Keeping in mind the particularities of the HRI conference, we offer our recommendation. First, consider adopting an existing template. SPIDER may be especially reflective of most HRI research. Adapting a template or developing a new one will take time and community engagement. Future work should involve workshops and other forms of engagement as well as testing templates out. Ideally, the HRI conference will develop a standard template and provide it in the template for papers. This may be especially important for short papers, which can be as few as two pages. The first page could use a template like SPIDER and the second page could be open-ended, based on the characteristics of the reported research. Second, we recommend using the WEIRD and diversity frameworks as a checklist and format for reporting. We offer the following structure for writing up results based on the clusters and intersections among WEIRD and diversity factors, with sensitive or case-dependent factors in square brackets:
Age, [sex], gender, [sexuality], [family configuration], race, ethnicity, nationality, location, education, computer-oriented education, [ideology], disability status, [body factors]

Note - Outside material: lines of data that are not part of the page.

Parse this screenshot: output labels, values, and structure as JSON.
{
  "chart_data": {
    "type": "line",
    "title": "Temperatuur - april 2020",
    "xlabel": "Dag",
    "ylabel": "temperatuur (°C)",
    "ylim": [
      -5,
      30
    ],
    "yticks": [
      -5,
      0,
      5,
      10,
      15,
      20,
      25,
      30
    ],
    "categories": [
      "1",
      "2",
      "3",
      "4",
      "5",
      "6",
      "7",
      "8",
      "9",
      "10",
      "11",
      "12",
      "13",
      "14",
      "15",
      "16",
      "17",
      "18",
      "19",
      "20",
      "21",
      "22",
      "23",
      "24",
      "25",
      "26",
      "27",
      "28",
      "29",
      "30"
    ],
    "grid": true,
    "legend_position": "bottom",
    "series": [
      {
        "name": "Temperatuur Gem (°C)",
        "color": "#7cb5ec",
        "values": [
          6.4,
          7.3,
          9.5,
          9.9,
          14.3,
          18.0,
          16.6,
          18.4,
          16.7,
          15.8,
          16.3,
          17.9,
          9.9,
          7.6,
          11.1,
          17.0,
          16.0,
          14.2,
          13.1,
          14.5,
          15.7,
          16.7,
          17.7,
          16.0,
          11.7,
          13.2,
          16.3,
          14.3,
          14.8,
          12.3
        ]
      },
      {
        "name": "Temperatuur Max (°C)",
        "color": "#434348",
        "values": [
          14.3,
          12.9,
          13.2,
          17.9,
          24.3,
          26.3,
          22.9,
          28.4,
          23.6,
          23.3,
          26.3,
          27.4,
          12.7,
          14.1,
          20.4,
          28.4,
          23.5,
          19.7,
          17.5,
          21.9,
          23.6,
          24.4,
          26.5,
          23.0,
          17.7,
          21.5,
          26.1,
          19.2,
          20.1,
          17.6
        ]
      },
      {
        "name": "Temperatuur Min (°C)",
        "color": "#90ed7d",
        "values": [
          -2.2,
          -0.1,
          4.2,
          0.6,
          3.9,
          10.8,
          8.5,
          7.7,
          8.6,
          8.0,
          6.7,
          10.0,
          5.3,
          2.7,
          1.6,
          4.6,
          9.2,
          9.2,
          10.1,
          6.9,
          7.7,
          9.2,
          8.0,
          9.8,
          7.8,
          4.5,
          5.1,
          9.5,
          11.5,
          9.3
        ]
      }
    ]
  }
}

Regardless, we need to report whether our recruitment measures were successful, as well as when they were not. We need to report upon failure to recruit, rather than leave it out and allow the reader to assume. For example, one study [
192] reported on failure to recruit ideal participants: “Unfortunately, we were unable to recruit a guide dog user” (p. 107). This is clear and to the point. We urge other researchers to do the same. In a similar fashion, we acknowledge that it might not be possible, or even appropriate, to collect information concerning all diversity factors of participants. Potentially sensitive and/or uncomfortable questions on sex, sexuality, race/ethnicity, and ideology (some of which have legal ramifications in certain nations) might justifiably raise ethical concerns, especially when they are not directly linked to the research question of a study. However, to increase clarity and transparency in the reporting, we believe that is important for researchers to specifically state when they choose not to collect information about diversity factors and, where possible, the reason behind their choice.